The absorption of water by swelling clays, called smectites, causes rocks to split. Plant roots also
wedge themselves into cracks in rocks and break them up. Forest fires cause the outsides of
rocks to expand, crack parallel to the surface, and eventually "spall" off. Salt crystals might form
in pores of rocks from the evaporation of sea mist and cause the pores to break apart. Rocks
under pressure from an overburden of rocks and sediment might form cracks parallel to the
surface when the overburden is removed by erosion, and the rocks expand from this pressure
release. These joints are called exfoliation cracks.
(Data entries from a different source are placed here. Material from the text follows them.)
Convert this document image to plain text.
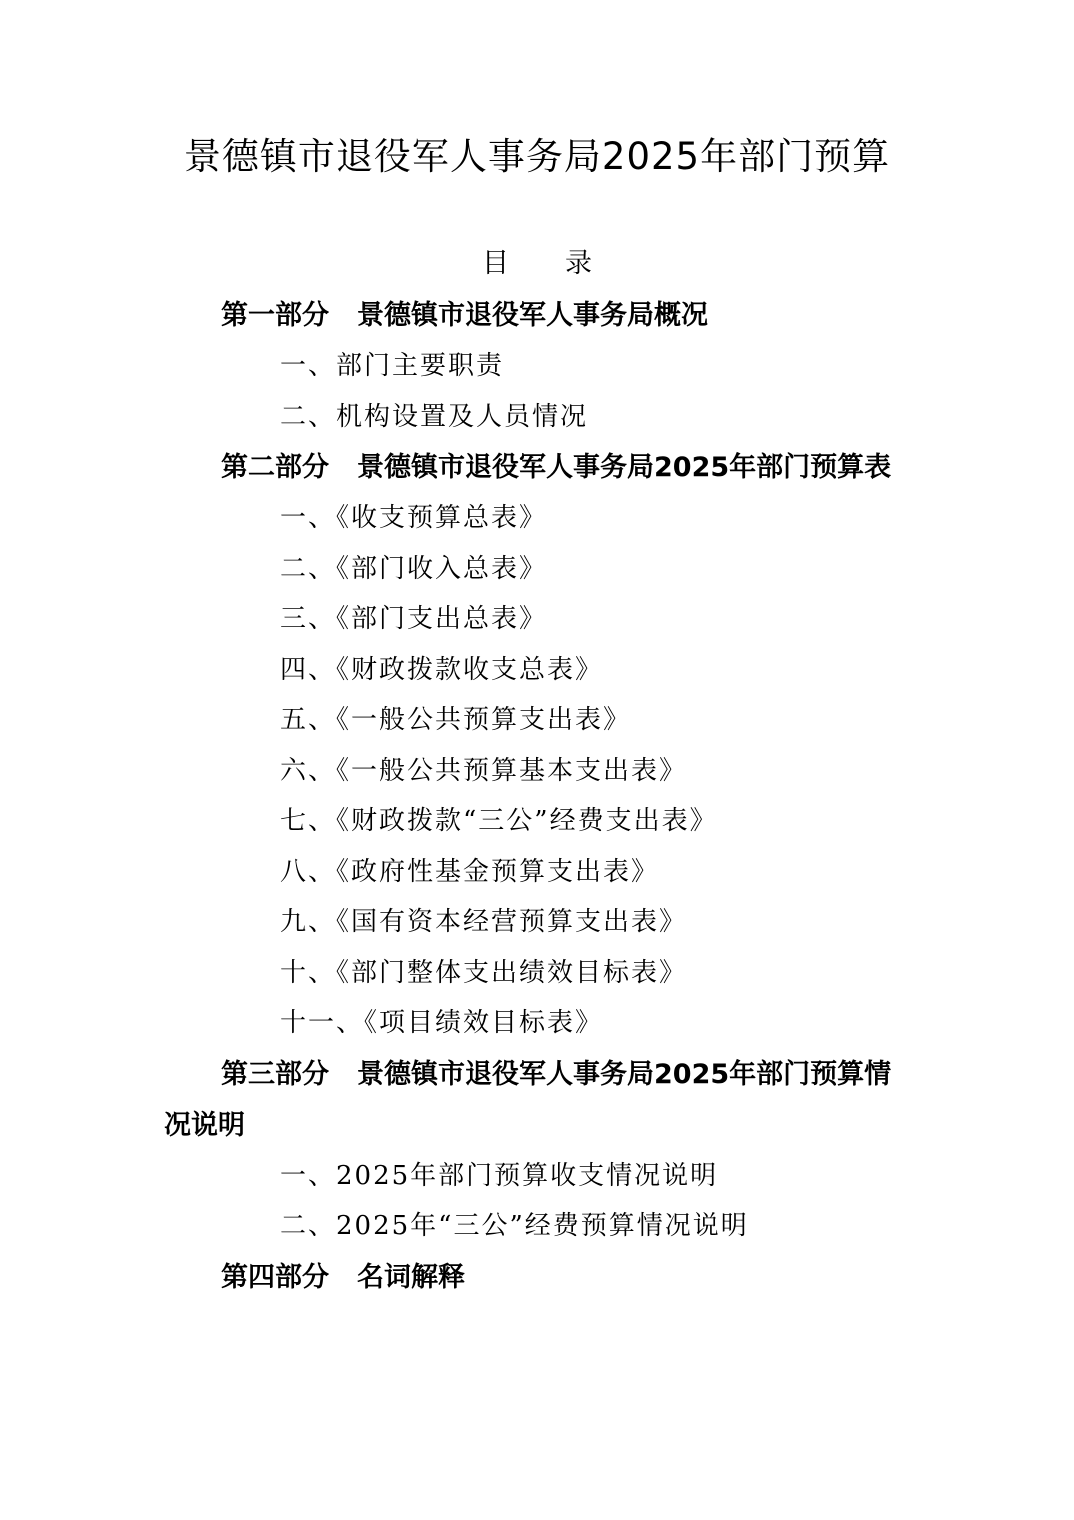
景德镇市退役军人事务局2025年部门预算
目 录

第一部分 景德镇市退役军人事务局概况

一、部门主要职责

二、机构设置及人员情况

第二部分 景德镇市退役军人事务局2025年部门预算表

一、《收支预算总表》

二、《部门收入总表》

三、《部门支出总表》

四、《财政拨款收支总表》

五、《一般公共预算支出表》

六、《一般公共预算基本支出表》

七、《财政拨款“三公”经费支出表》

八、《政府性基金预算支出表》

九、《国有资本经营预算支出表》

十、《部门整体支出绩效目标表》

十一、《项目绩效目标表》

第三部分 景德镇市退役军人事务局2025年部门预算情况说明

一、2025年部门预算收支情况说明

二、2025年“三公”经费预算情况说明

第四部分 名词解释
Each of these is an example of mechanical weathering: The rocks have shattered, but their
minerals have remained the same. Examples of mechanical weathering are dominant in cold
climates, where chemical weathering occurs at such slow rates that the fragmentation processes
are obvious.

Chemical Weathering

The process of chemical weathering generally occurs in the soil where water and minerals are in
constant contact. Agents of weathering are oxygen, air pollution, water, carbonic acid, and strong
acids. They combine with the minerals in rocks to form clays, iron oxides, and salts, which are
the endpoints of chemical weathering.

Water plays a very important role in chemical weathering in three different ways. First, it
combines with carbon dioxide in the soil to form a weak acid called carbonic acid. Microbe
respiration generates abundant soil carbon dioxide, and rainwater (also containing atmospheric
carbon dioxide) percolating through the soil provides the water. Carbonic acid slowly dissolves
away minerals in rock, especially the carbonate minerals that make up limestone and marble. The
weak acid decomposes the insoluble rock into watersoluble products that move into the
groundwater. In high concentrations, these dissolved minerals can cause the water to be
considered "hard."

Second, water can hydrate minerals by being adsorbed onto the mineral lattice. The conversion
of anhydrite into gypsum is an example.
Finally, the water can break up minerals through hydrolysis . The most common group of
minerals, the silicates, is decomposed by this process. Reactive hydrogen ions that are liberated
from the water attack the crystal lattice, and the mineral decomposes.

Other agents of chemical weathering are gases and acids. Oxygen combines with the metals in
minerals to form oxides such as hematite, limonite, and goethite. They are just like the rust that
forms on metal exposed to rain or moisture. Air pollution that contributes to weathering of rock
generally contains weak concentrations of strong acids such as sulfuric and nitric acid. Strong
acids escaping from steam vents around volcanoes and abandoned mine sites can also contribute
to increased weathering of nearby rocks.

The rates of chemical weathering depend on many factors. First, the more water in the system,
the faster the weathering. Second, the higher the temperature, the faster the weathering. So, the
fastest rates of chemical weathering tend to occur in the hot, humid tropics. Third, the more
mineral surface area exposed in the rock by joints, the faster the weathering. The increased
number of cracks in the rock will allow the agents of water and oxygen to interact more intensely
with the minerals.

Finally, the type of minerals in the rock will also dictate rates. For example, rocks with less
quartz and more calcium feldspars (mafic igneous rocks) will weather faster than rocks with
more quartz and sodium feldspars (felsic igneous rocks).